Scientific staffing: Connecting employers with job candidates
Profile: Lynn Sullivan, Chemist (B.S., 1999), Account Manager for Aerotek, Inc.
Chemists on the job market may be all too familiar with the process by which staffing companies work with recruiters to connect employers with job candidates.
But has it crossed your mind that it takes someone who has firsthand experience in the chemical industry to know who will be a good fit for the job?
Lynn Sullivan serves as an account manager for Aerotek, which provides recruiting and staffing services in the Atlanta metro area. Prior to her account management role with Aerotek, Lynn worked as a chemist for seven years. For more than four years now, Lynn has been working to help the scientific and healthcare industries find hiring solutions.
Although she started off as a biology/pre-med major at Delta State University, she decided that wasn’t the career path that she wanted and made the switch, receiving her bachelor’s degree in chemistry. After graduation, she landed an industry job, where she worked in quality control and eventually moved into R&D.
While working as a manager in an R&D department, Lynn was responsible for hiring technicians to work in the lab. She used a staffing company to help her identify job candidates, which led her to consider a career switch into the field.
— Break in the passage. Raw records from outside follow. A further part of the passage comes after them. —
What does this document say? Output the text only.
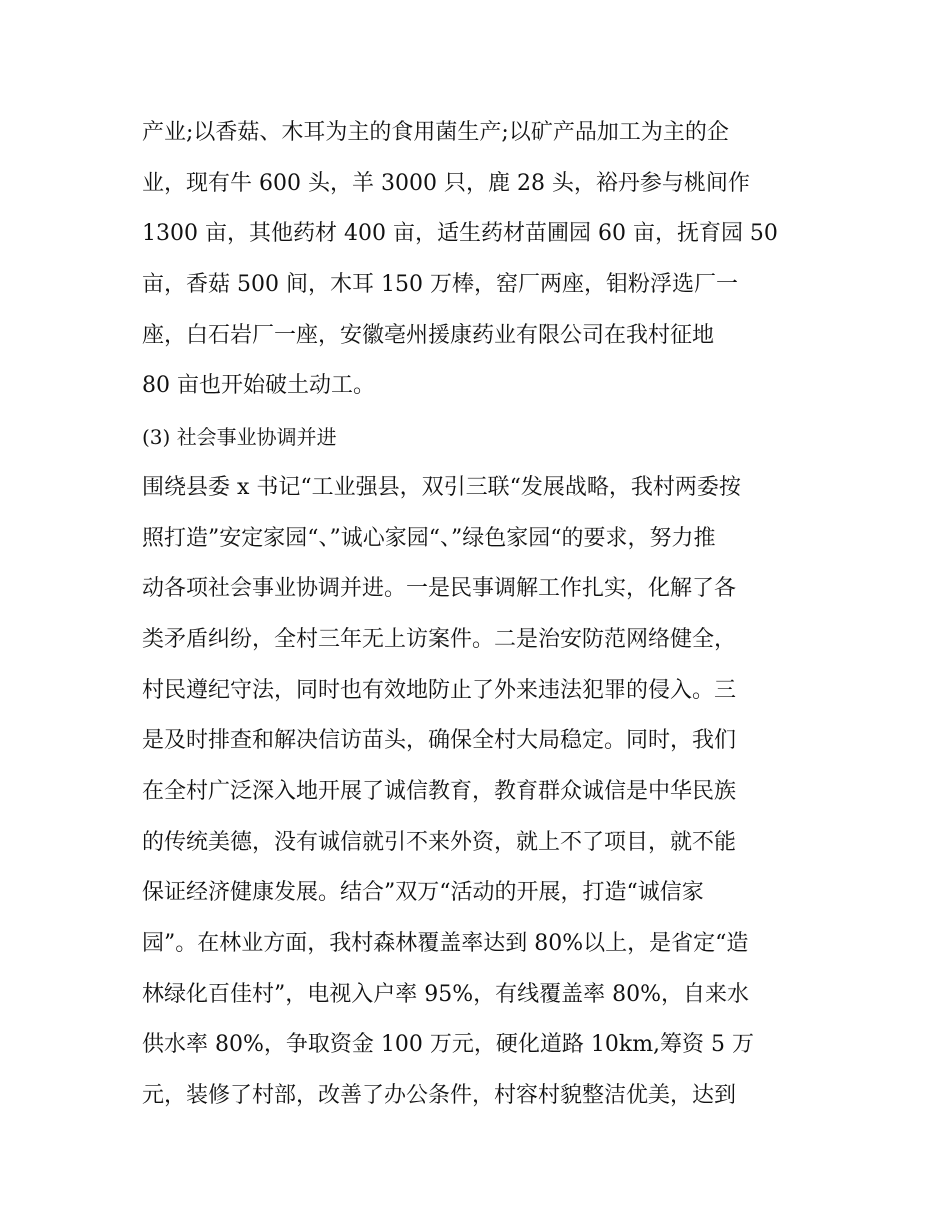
产业;以香菇、木耳为主的食用菌生产;以矿产品加工为主的企
业，现有牛 600 头，羊 3000 只，鹿 28 头，裕丹参与桃间作
1300 亩，其他药材 400 亩，适生药材苗圃园 60 亩，抚育园 50
亩，香菇 500 间，木耳 150 万棒，窑厂两座，钼粉浮选厂一
座，白石岩厂一座，安徽亳州援康药业有限公司在我村征地
80 亩也开始破土动工。
(3) 社会事业协调并进
围绕县委 x 书记“工业强县，双引三联“发展战略，我村两委按
照打造”安定家园“、”诚心家园“、”绿色家园“的要求，努力推
动各项社会事业协调并进。一是民事调解工作扎实，化解了各
类矛盾纠纷，全村三年无上访案件。二是治安防范网络健全，
村民遵纪守法，同时也有效地防止了外来违法犯罪的侵入。三
是及时排查和解决信访苗头，确保全村大局稳定。同时，我们
在全村广泛深入地开展了诚信教育，教育群众诚信是中华民族
的传统美德，没有诚信就引不来外资，就上不了项目，就不能
保证经济健康发展。结合”双万“活动的开展，打造“诚信家
园”。在林业方面，我村森林覆盖率达到 80%以上，是省定“造
林绿化百佳村”，电视入户率 95%，有线覆盖率 80%，自来水
供水率 80%，争取资金 100 万元，硬化道路 10km,筹资 5 万
元，装修了村部，改善了办公条件，村容村貌整洁优美，达到
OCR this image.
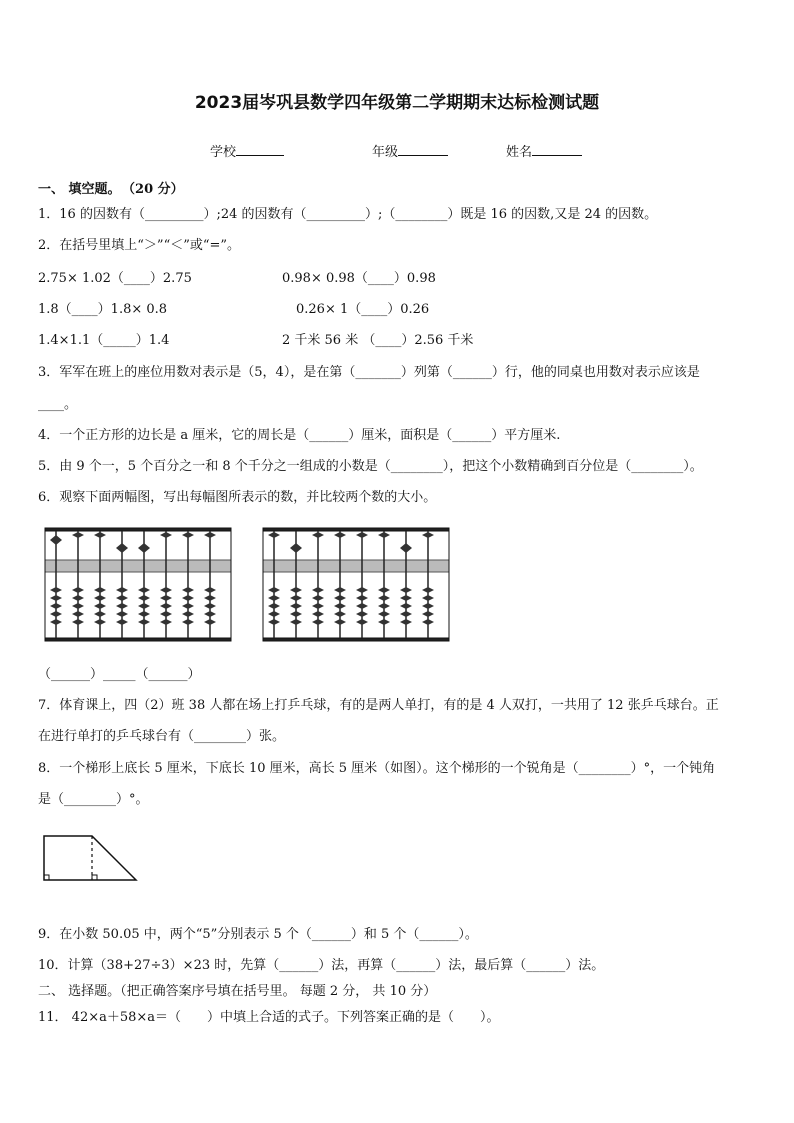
2023届岑巩县数学四年级第二学期期末达标检测试题
学校	年级	姓名
一、 填空题。 （20 分）
1．16 的因数有（_________）;24 的因数有（_________）;（________）既是 16 的因数,又是 24 的因数。
2．在括号里填上“＞”“＜”或“=”。
2.75× 1.02（____）2.75	0.98× 0.98（____）0.98
1.8（____）1.8× 0.8	0.26× 1（____）0.26
1.4×1.1（_____）1.4	2 千米 56 米 （____）2.56 千米
3．军军在班上的座位用数对表示是（5，4），是在第（_______）列第（______）行，他的同桌也用数对表示应该是
____。
4．一个正方形的边长是 a 厘米，它的周长是（______）厘米，面积是（______）平方厘米.
5．由 9 个一，5 个百分之一和 8 个千分之一组成的小数是（________），把这个小数精确到百分位是（________）。
6．观察下面两幅图，写出每幅图所表示的数，并比较两个数的大小。
（______）_____（______）
7．体育课上，四（2）班 38 人都在场上打乒乓球，有的是两人单打，有的是 4 人双打，一共用了 12 张乒乓球台。正
在进行单打的乒乓球台有（________）张。
8．一个梯形上底长 5 厘米，下底长 10 厘米，高长 5 厘米（如图）。这个梯形的一个锐角是（________）°，一个钝角
是（________）°。
9．在小数 50.05 中，两个“5”分别表示 5 个（______）和 5 个（______）。
10．计算（38+27÷3）×23 时，先算（______）法，再算（______）法，最后算（______）法。
二、 选择题。（把正确答案序号填在括号里。 每题 2 分， 共 10 分）
11． 42×a＋58×a＝（　　）中填上合适的式子。下列答案正确的是（　　）。
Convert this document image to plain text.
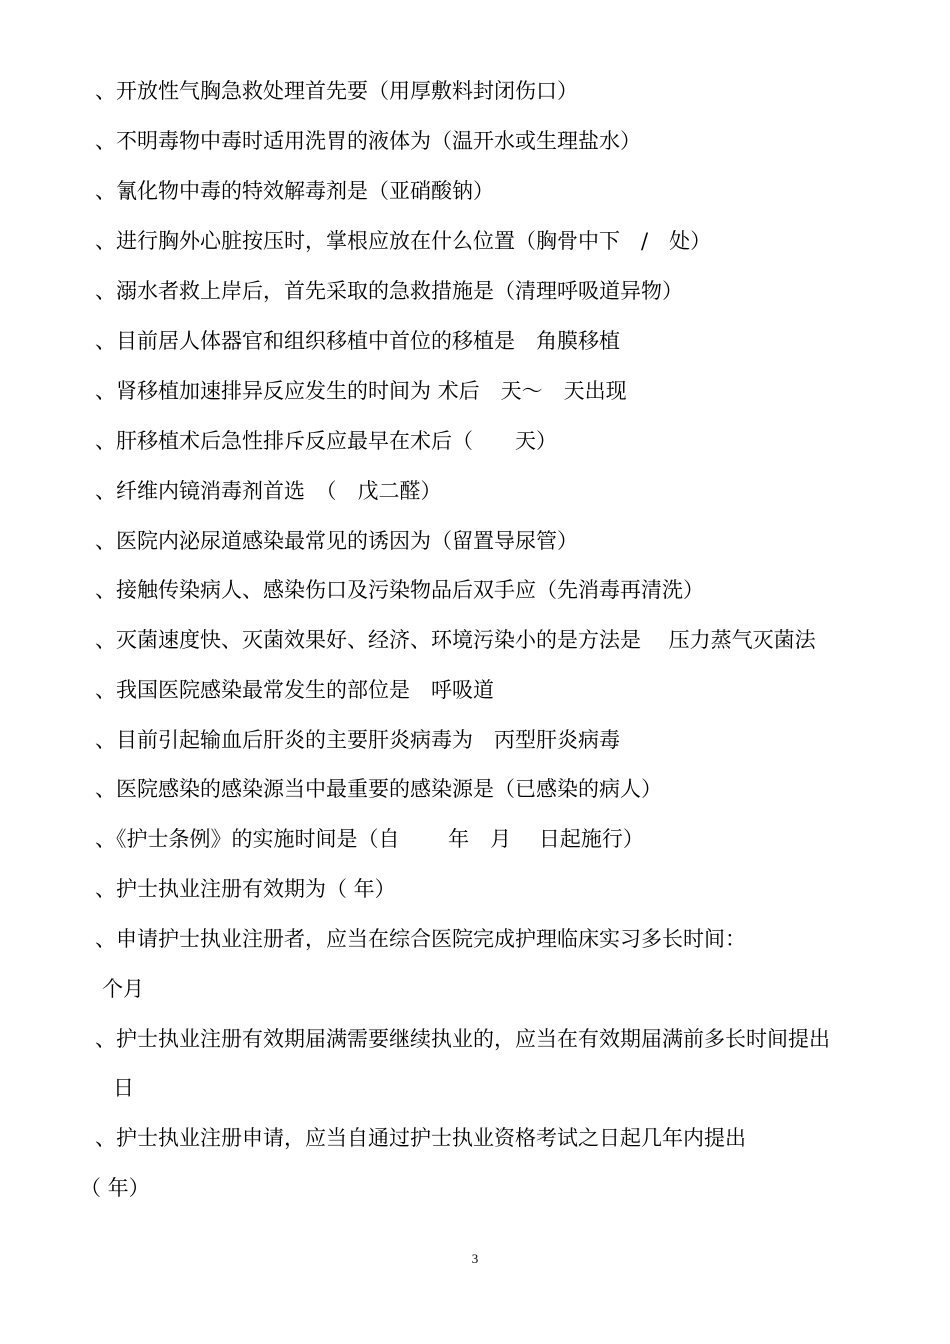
、开放性气胸急救处理首先要（用厚敷料封闭伤口）

、不明毒物中毒时适用洗胃的液体为（温开水或生理盐水）

、氰化物中毒的特效解毒剂是（亚硝酸钠）

、进行胸外心脏按压时，掌根应放在什么位置（胸骨中下　/　处）

、溺水者救上岸后，首先采取的急救措施是（清理呼吸道异物）

、目前居人体器官和组织移植中首位的移植是　角膜移植

、肾移植加速排异反应发生的时间为 术后　天～　天出现

、肝移植术后急性排斥反应最早在术后（　　天）

、纤维内镜消毒剂首选　（　戊二醛）

、医院内泌尿道感染最常见的诱因为（留置导尿管）

、接触传染病人、感染伤口及污染物品后双手应（先消毒再清洗）

、灭菌速度快、灭菌效果好、经济、环境污染小的是方法是　 压力蒸气灭菌法

、我国医院感染最常发生的部位是　呼吸道

、目前引起输血后肝炎的主要肝炎病毒为　丙型肝炎病毒

、医院感染的感染源当中最重要的感染源是（已感染的病人）

、《护士条例》的实施时间是（自　　 年　月　 日起施行）

、护士执业注册有效期为（ 年）

、申请护士执业注册者，应当在综合医院完成护理临床实习多长时间：

个月

、护士执业注册有效期届满需要继续执业的，应当在有效期届满前多长时间提出

日

、护士执业注册申请，应当自通过护士执业资格考试之日起几年内提出

（ 年）

3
“I thought it would be a great fit for me because I could stay in the sciences but work more with people,” Lynn explained.
Day to day, you can find Lynn calling companies, meeting with customers and working with recruiters to identify candidates for the companies’ needs. One of her favorite parts of the job is building relationships with people in a variety of scientific fields.
Lynn strongly believes that her degree and prior experience in the scientific industry helped prepare her current role. She doesn’t miss working in a lab—after seven years at the bench, she realized it wasn’t her passion. But her current job requires her to visit labs often and learn about the research at various companies—so she still feels very connected with the scientific world.
For those interested in a career like Lynn’s, she said there’s no industry-specific experience required. However, it’s important to make sure you don’t want to work in a lab environment and are willing to go into more of a sales position within the science community.
Lynn said working for a staffing company requires an interest in sales because “we are selling our staffing solutions to employers, whether it’s to meet a temporary, cyclical or more permanent solution.”
The obvious question to ask a person who works in scientific staffing is: What advice to you have to chemists on the job market today? Here’s what Lynn had to say:
“Two things that are important for chemists looking for jobs: networking and their resume. Networking is key to helping people find employment. When networking, you want to make sure you have a clean, professional resume. Chemists often forget to include laboratory skills, and that’s what will catch the eye of an employer or recruiter.
“For new graduates in Chemistry, it’s important to not only include any undergraduate research or internships, but to speak specifically about what your role was in the laboratory, and what equipment or techniques you utilized.”
In her spare time, Lynn is an active member of the American Chemical Society, and is currently the Chair Elect for the Georgia Local Section. In the past, Lynn served as committee chair of the Women’s Chemist Committee for the local chapter.
When asked why she has chosen to be involved in ACS, Lynn said she initially got plugged in for networking purposes and to meet new people in her area with a chemistry background.
“Organizations like ACS allow you the chance to meet chemists with a variety of backgrounds and to stay current with new research and industry trends,” Lynn said. “It also gives me the chance to volunteer by educating and promoting the field of chemistry to others.”